暴食 妻が死にました。(14)

薬を飲み始めて1か月ほど経った頃、ぼくはまた新たな自分に気が付いた。

薬が効いて意識や記憶が軽くとんでいる時間帯に、どうやら暴食をしているようなのだ。朝起きると机の上にジャンボモナカの空き袋が5つ転がっていたり、普段は10粒程度で食べるのをやめるピスタチオの殻が200粒分くらい散らかっていたり。

飲んですぐに薬の効果がでて眠りにつけるように2時間ほど前から何も食べずにいることで空腹を少し感じ始めた状態で、薬が効いてくると感情の抑制が効かずに食欲のまま目の前にあるものを食べ続けているようだった。

料理どころか電子レンジで温める事すらできなくなっていたぼくは、アイスやナッツなどの、食べるのになにも手間がかからない食べ物を大量に買い込んでいた。食欲を止める自制心が全くない状態で、目の前にすぐに口に放り込める食べ物があれば、限界まで詰め込んでしまうのだろうか。

朝起きた時に感じる胃のあたりのもたれ感と、後片付けを全くしていない凄惨な状態のダイニングテーブルは、せっかくの朝の目覚めの時間をどんよりとしたものに変えていた。

それでも、やることがあるのは気が紛れるもので。

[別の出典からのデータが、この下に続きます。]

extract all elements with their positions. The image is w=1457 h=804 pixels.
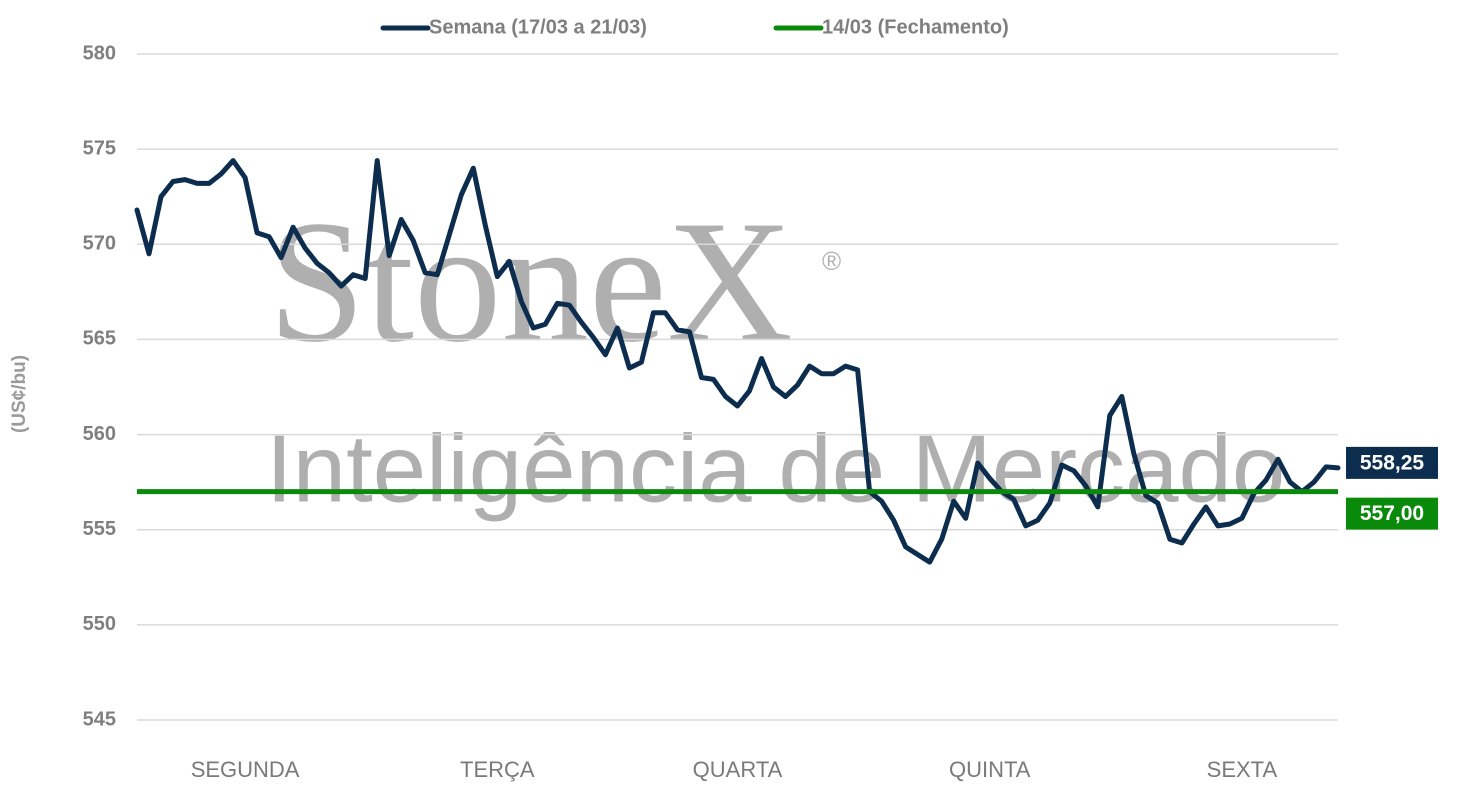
y-axis-label: (US¢/bu) bbox=[9, 355, 30, 433]
y-tick-label: 575 bbox=[83, 137, 116, 159]
y-tick-label: 560 bbox=[83, 423, 116, 445]
y-tick-label: 570 bbox=[83, 233, 116, 255]
end-label-box bbox=[1346, 497, 1438, 530]
end-label: 558,25 bbox=[1360, 451, 1425, 474]
watermark: StoneX ® Inteligência de Mercado bbox=[266, 184, 1285, 522]
watermark-tagline: Inteligência de Mercado bbox=[266, 415, 1285, 522]
y-tick-label: 545 bbox=[83, 708, 116, 730]
legend-label: 14/03 (Fechamento) bbox=[822, 16, 1009, 38]
y-tick-label: 550 bbox=[83, 613, 116, 635]
y-tick-label: 565 bbox=[83, 328, 116, 350]
x-tick-label: SEXTA bbox=[1207, 757, 1278, 782]
data-line bbox=[134, 158, 1341, 565]
x-tick-label: TERÇA bbox=[460, 757, 535, 782]
watermark-registered: ® bbox=[822, 246, 841, 276]
end-label: 557,00 bbox=[1360, 502, 1424, 525]
y-tick-label: 555 bbox=[83, 518, 116, 540]
legend-label: Semana (17/03 a 21/03) bbox=[429, 16, 647, 38]
end-label-box bbox=[1346, 446, 1438, 479]
watermark-brand: StoneX bbox=[268, 184, 793, 378]
x-tick-label: SEGUNDA bbox=[191, 757, 300, 782]
y-tick-label: 580 bbox=[83, 42, 116, 64]
x-tick-label: QUARTA bbox=[693, 757, 783, 782]
x-tick-label: QUINTA bbox=[949, 757, 1031, 782]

リビングの片づけから流れるように部屋の掃除をするようになり、だんだんと朝の習慣になっていった。

太り始めたおなかを見ながら、それでも朝の掃除は軽い運動をしているつもりではあったけれど、そんなものは自己満足にしかすぎず、毎晩のように高カロリーのおやつを暴食していれば必然のことが起きていた。ぼくの身体はかなりのスピードで肥満度を増していき、70㎏強だった体重はついに80kgを超えてしまっていた。